*Feu Mouhamadou Bamba Ndiaye dit Dagobert : une vie au service du savoir et de la spiritualité *

Mouhamadou Bamba Ndiaye dit Dagobert: Ses relations religieuses, amicales,  actions sociales et éducatives marquantes, et bien sûr, son enracinement dans le Djoloff.

 

Mouhamadou Bamba Ndiaye, dit « Dagobert » : une vie au service du savoir et de la spiritualité

 

De l’école Gambetta aux grandes figures mourides : un bâtisseur du Djoloff, formateur de générations

 

Par Mamadou Camara

Camou Communication

Natif du Djoloff, région historique connue pour son attachement aux valeurs traditionnelles, Mouhamadou Bamba Ndiaye, plus connu sous le surnom affectueux de « Dagobert », fut bien plus qu’un simple directeur d’école. Il fut un passeur de savoirs, un éducateur inspiré, un homme de foi, et un père spirituel pour des générations d’élèves devenus aujourd’hui cadres, enseignants, fonctionnaires, voire diplomates sur la scène internationale.

 

Une trajectoire bâtie sur l’humilité et l’exigence

 

Formé dans les écoles classiques et imprégné très tôt des valeurs du mouridisme, il rejoignit l’École Gambettaa, dans la circonscription académique de Kaolack, d’abord en tant qu’instituteur, avant d’y être nommé directeur.

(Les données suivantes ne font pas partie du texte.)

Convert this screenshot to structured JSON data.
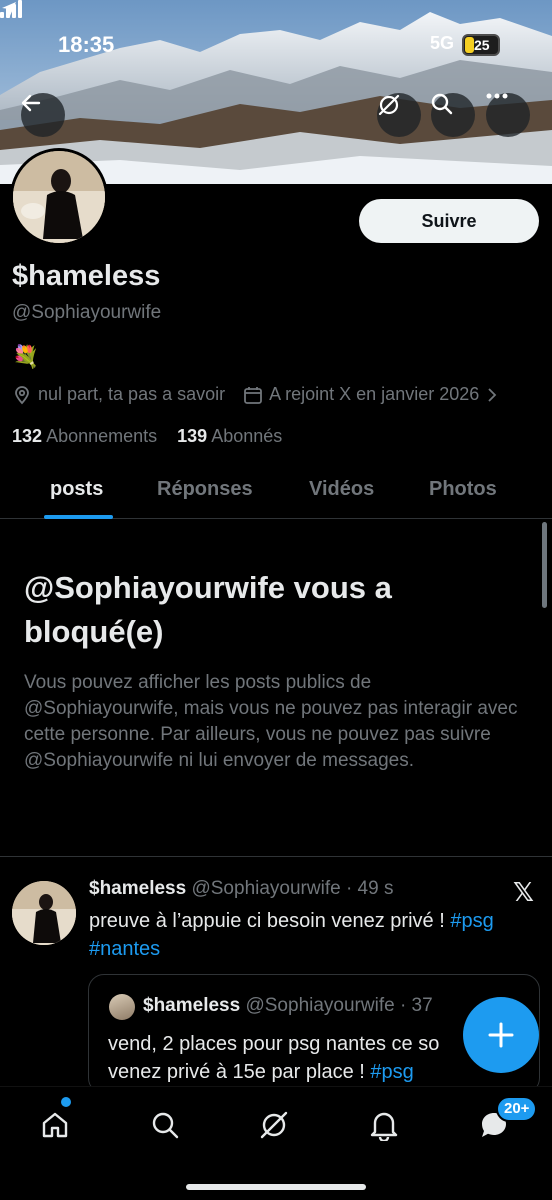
{
  "status_bar": {
    "time": "18:35",
    "network": "5G",
    "battery": "25",
    "battery_level": 0.25,
    "battery_color": "#f5cf22"
  },
  "header": {
    "icons": [
      "back-arrow-icon",
      "grok-icon",
      "search-icon",
      "more-icon"
    ]
  },
  "profile": {
    "follow_label": "Suivre",
    "name": "$hameless",
    "handle": "@Sophiayourwife",
    "bio": "💐",
    "location": "nul part, ta pas a savoir",
    "joined": "A rejoint X en janvier 2026",
    "following_count": "132",
    "following_label": "Abonnements",
    "followers_count": "139",
    "followers_label": "Abonnés"
  },
  "tabs": [
    {
      "label": "posts",
      "active": true
    },
    {
      "label": "Réponses",
      "active": false
    },
    {
      "label": "Vidéos",
      "active": false
    },
    {
      "label": "Photos",
      "active": false
    }
  ],
  "blocked": {
    "title": "@Sophiayourwife vous a bloqué(e)",
    "text": "Vous pouvez afficher les posts publics de @Sophiayourwife, mais vous ne pouvez pas interagir avec cette personne. Par ailleurs, vous ne pouvez pas suivre @Sophiayourwife ni lui envoyer de messages."
  },
  "post": {
    "name": "$hameless",
    "meta": "@Sophiayourwife · 49 s",
    "text": "preuve à l’appuie ci besoin venez privé ! ",
    "tag1": "#psg",
    "tag2": "#nantes",
    "quote": {
      "name": "$hameless",
      "meta": "@Sophiayourwife · 37",
      "text": "vend, 2 places pour psg nantes ce so",
      "text2": "venez privé à 15e par place  ! ",
      "tag": "#psg"
    }
  },
  "nav": {
    "badge": "20+"
  },
  "colors": {
    "accent": "#1d9bf0",
    "background": "#000000",
    "text": "#e7e9ea",
    "muted": "#71767b"
  }
}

Il marqua de son empreinte cette institution par sa rigueur, son sens de l’organisation, et surtout son humanité.

À l’intérieur du pays, il fut régulièrement sollicité pour des fonctions pédagogiques dans plusieurs localités rurales, où il œuvra à renforcer l’école publique, malgré le manque de moyens. Son style ? Allier discipline ferme et bienveillance profonde, avec toujours un mot pour encourager, guider, ou corriger.

 

Un fervent mouride, au cœur des cercles religieux

 

Fidèle disciple du mouridisme, Dagobert entretenait des relations étroites avec plusieurs figures religieuses majeures : Serigne Bassirou Mbacké, qu’il consultait régulièrement, Mame Ablaye Niass et Baye Niass, qu’il respectait profondément pour leur érudition et leur dévouement.

 

Il croyait en une éducation enracinée dans la foi. Chaque matin, il commençait sa journée par une prière silencieuse dans la salle de classe vide, avant l’arrivée des élèves. Ce lien intime avec la spiritualité nourrissait ses choix pédagogiques.

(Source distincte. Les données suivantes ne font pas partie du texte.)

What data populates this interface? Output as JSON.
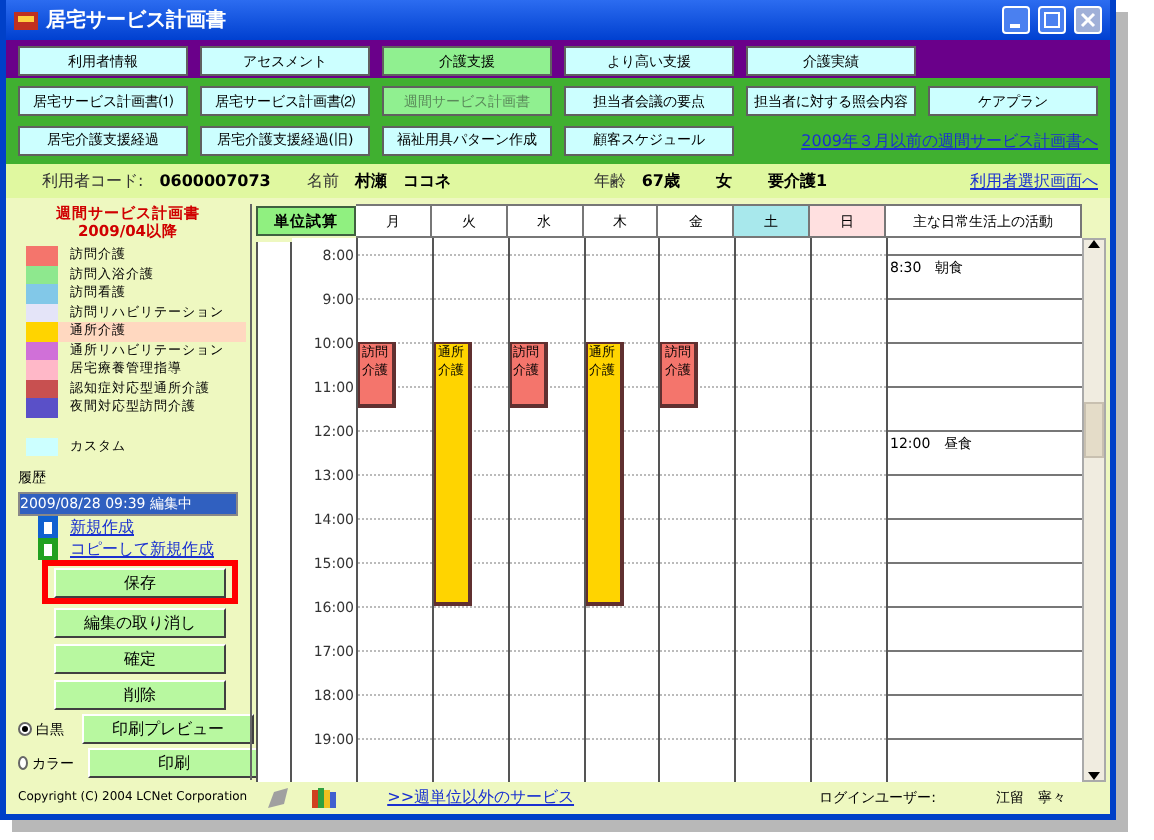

Hébergeur, mentor et père pour toute une génération

Par-delà ses fonctions administratives, Dagobert ouvrit aussi sa maison. Il hébergea de nombreux élèves issus de milieux défavorisés, certains venus de régions lointaines pour poursuivre leurs études. Plusieurs d’entre eux sont aujourd’hui fonctionnaires internationaux, hauts cadres de l’État ou universitaires renommés. Il disait souvent : « Si Dieu t’a donné une maison, c’est pour qu’elle serve aussi à ceux qui n’en ont pas. »

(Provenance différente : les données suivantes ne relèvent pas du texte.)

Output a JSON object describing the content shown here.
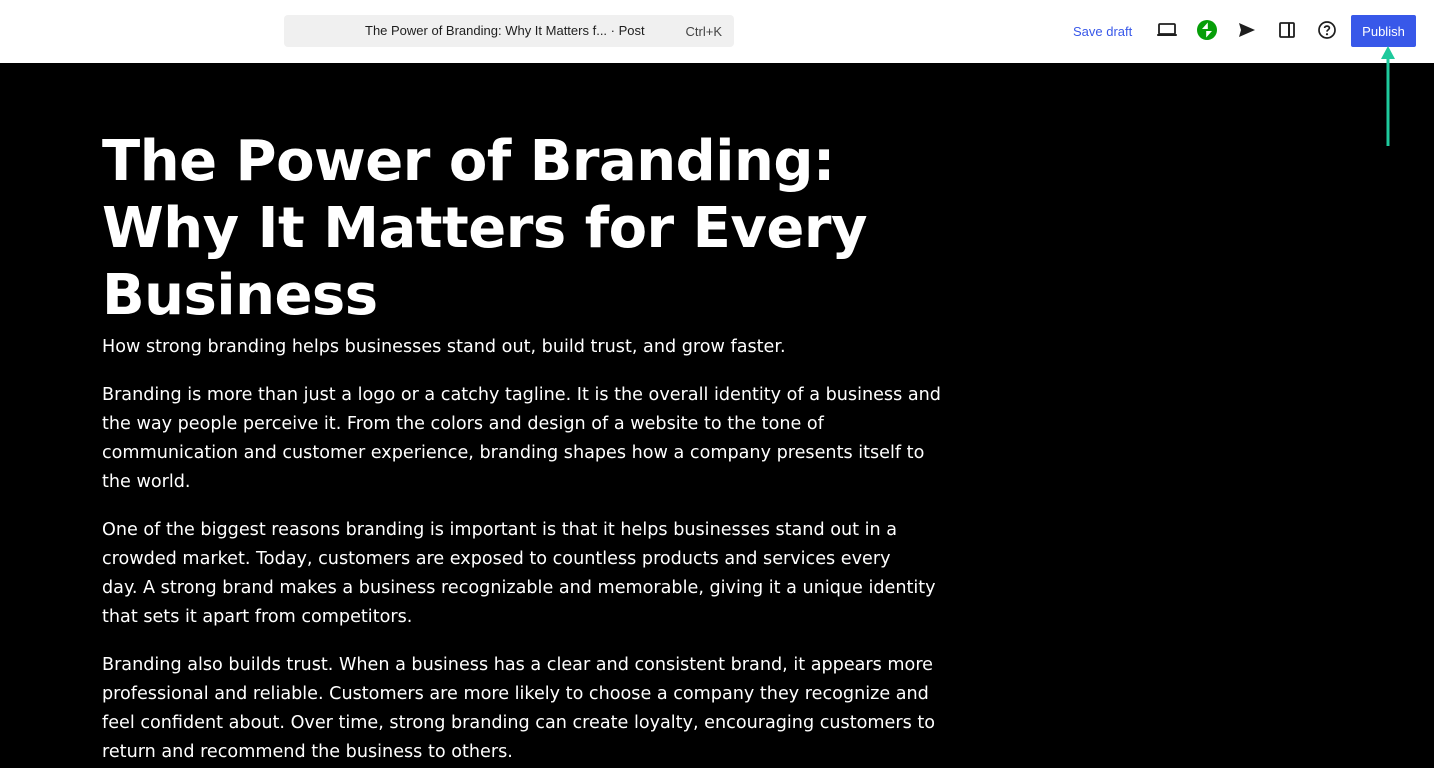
{
  "header": {
    "document_title": "The Power of Branding: Why It Matters f... · Post",
    "shortcut": "Ctrl+K",
    "save_draft_label": "Save draft",
    "publish_label": "Publish",
    "icons": [
      "preview-icon",
      "jetpack-icon",
      "send-icon",
      "sidebar-toggle-icon",
      "help-icon"
    ],
    "accent_color": "#3858e9",
    "jetpack_color": "#069e08",
    "annotation_arrow_color": "#1ec99c"
  },
  "post": {
    "title_lines": [
      "The Power of Branding:",
      "Why It Matters for Every",
      "Business"
    ],
    "subtitle": "How strong branding helps businesses stand out, build trust, and grow faster.",
    "paragraphs": [
      {
        "lines": [
          "Branding is more than just a logo or a catchy tagline. It is the overall identity of a business and",
          "the way people perceive it. From the colors and design of a website to the tone of",
          "communication and customer experience, branding shapes how a company presents itself to",
          "the world."
        ]
      },
      {
        "lines": [
          "One of the biggest reasons branding is important is that it helps businesses stand out in a",
          "crowded market. Today, customers are exposed to countless products and services every",
          "day. A strong brand makes a business recognizable and memorable, giving it a unique identity",
          "that sets it apart from competitors."
        ]
      },
      {
        "lines": [
          "Branding also builds trust. When a business has a clear and consistent brand, it appears more",
          "professional and reliable. Customers are more likely to choose a company they recognize and",
          "feel confident about. Over time, strong branding can create loyalty, encouraging customers to",
          "return and recommend the business to others."
        ]
      }
    ]
  }
}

Son secret d’éducation familiale reposait sur trois piliers : la foi, la responsabilité personnelle, et la lecture. Chez lui, on récitait le Coran, on lisait les journaux, et on débattait avec respect, quel que soit l’âge.

Des amitiés fidèles et engagées

« Dagobert », c’était aussi un homme d’amitiés fortes, souvent nouées dans la classe ou dans la salle des maîtres. Il partageait un lien profond avec des collègues devenus frères de combat :

Diop Lira, son complice des premières années,

Ndiaye Lette, avec qui il co-écrivit plusieurs canevas pédagogiques,

Monsieur Monteil, seul européen du groupe, qu’il respectait comme un égal,

Ndoye Gana , au franc-parler légendaire, feu Mbaye Guéye de Keur Madiabel, son ami intime, Amadou Ndéné Ndao , Latsouck Faye ,

Diop Lyra et Ndiaye Flamme, figures incontournables des réunions d’inspection.

Leur passion commune : l’école, encore et toujours. Ils débattaient de pédagogie jusque tard dans la nuit, dans les salons modestes de Louga ou sur les bancs d’un daara.

Un héritage vivant

Disparu (à compléter avec la date de décès exacte, si vous la connaissez), Mouhamadou Bamba Ndiaye « Dagobert » laisse derrière lui un héritage vivant. Une lignée d’enfants bien éduqués, enracinés dans leur foi. Des centaines d’élèves formés, inspirés. Et surtout, une mémoire collective qui, encore aujourd’hui, évoque son nom avec un mélange d’admiration, de tendresse et de gratitude.

 

Il fut de ceux dont l’œuvre ne se mesure pas en titres, mais en vies transformées.